La cadena de suministro china juega un papel fundamental en esto. China ya es responsable de aproximadamente el 80 por ciento del mercado mundial de baterías de litio y, desde hace varios años, ha incrementado su capacidad de producción de tal manera que los precios simplemente tuvieron que bajar. Ya no se trata solo de una ventaja en costos, sino de una ventaja industrial.
El segundo elemento del rompecabezas es el LFP. Las celdas de litio-fierro-fosfato son más económicas que las baterías tradicionales de tres componentes y no necesitan materias primas costosas como el cobalto. Hasta hace poco, Europa las veía con cierto desdén debido a su menor densidad energética. Ahora, Renault y Volkswagen incorporan cada vez más el LFP en sus modelos. La razón es sencilla: una tabla en Excel ha comenzado a imponerse a los prejuicios.
Los vehículos eléctricos chinos presionan a la competencia
Pero esto no es todo, ya que la caída de precios no se debe únicamente a componentes más económicos. También está presente la expansión agresiva de los fabricantes chinos. En 2025, China exportó 1,64 millones de automóviles eléctricos. En 2020, esa cifra era de menos de 100 mil. Por lo tanto, estamos hablando de un aumento de más de 16 veces en cinco años.
Esto afecta especialmente a Japón, que durante años ha ido construyendo su ventaja con los vehículos híbridos. Si los BEV ya cuestan, en promedio, menos que los HEV, la narrativa japonesa sobre una “etapa de transición” comienza a resultar menos convincente. Claro, el híbrido sigue teniendo sentido para muchos clientes. Pero deja de ser la respuesta obvia cuando se trata del precio.
Un buen ejemplo es Japón y el nuevo BYD Racco, un kei car eléctrico. Este modelo recibió más de 1 000 pedidos en dos semanas, y la empresa apunta a alcanzar los 10 000 pedidos para finales de 2026. Dado que se trata de un mercado muy aferrado a las marcas locales, esto ya no es algo insólito.
Toyota y Nissan ya ven de dónde viene el viento
Toyota no abandona su estrategia de “multi-pathway”, es decir, apostar por todo al mismo tiempo: híbridos, vehículos de combustión y eléctricos. El problema es que el mercado podría empezar a evaluar cuál de estas opciones realmente conduce a un precio final razonable.
Nissan, por su parte, intenta aprovechar la infraestructura de producción en China. El plan consiste en exportar automóviles eléctricos fabricados en China a otros mercados y alcanzar las 300 000 unidades al año. El primer modelo en esta estrategia será el sedán eléctrico Nissan N7, que hizo su debut en China en abril.

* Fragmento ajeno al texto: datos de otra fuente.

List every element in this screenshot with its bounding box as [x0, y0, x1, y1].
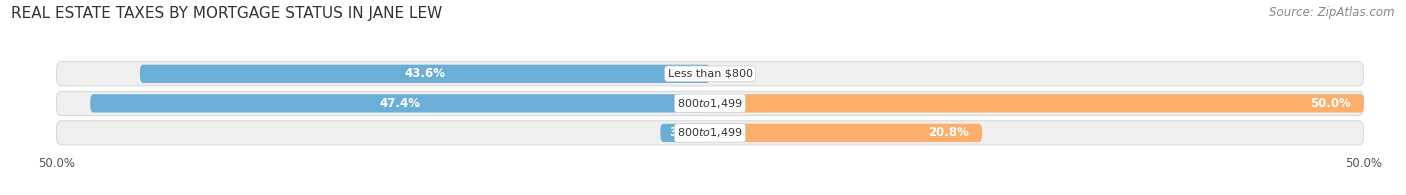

La Agencia Internacional de Energía estima que los vehículos eléctricos de batería (BEV) y los híbridos enchufables (PHEV) representarán alrededor del 30 por ciento de las ventas mundiales de automóviles nuevos en 2026. Si los precios de las baterías siguen bajando, la ventaja en precio de los vehículos electrificados podría aumentar aún más. En ese caso, el mayor problema para algunos fabricantes no será la tecnología, sino el hecho de haberle dicho durante demasiado tiempo a los clientes que aún no era el momento adecuado.
¿Creen ustedes que los híbridos se mantendrán como una “opción segura” o, con estos precios, el mercado comenzará a pasar más rápidamente directamente a los vehículos eléctricos de batería?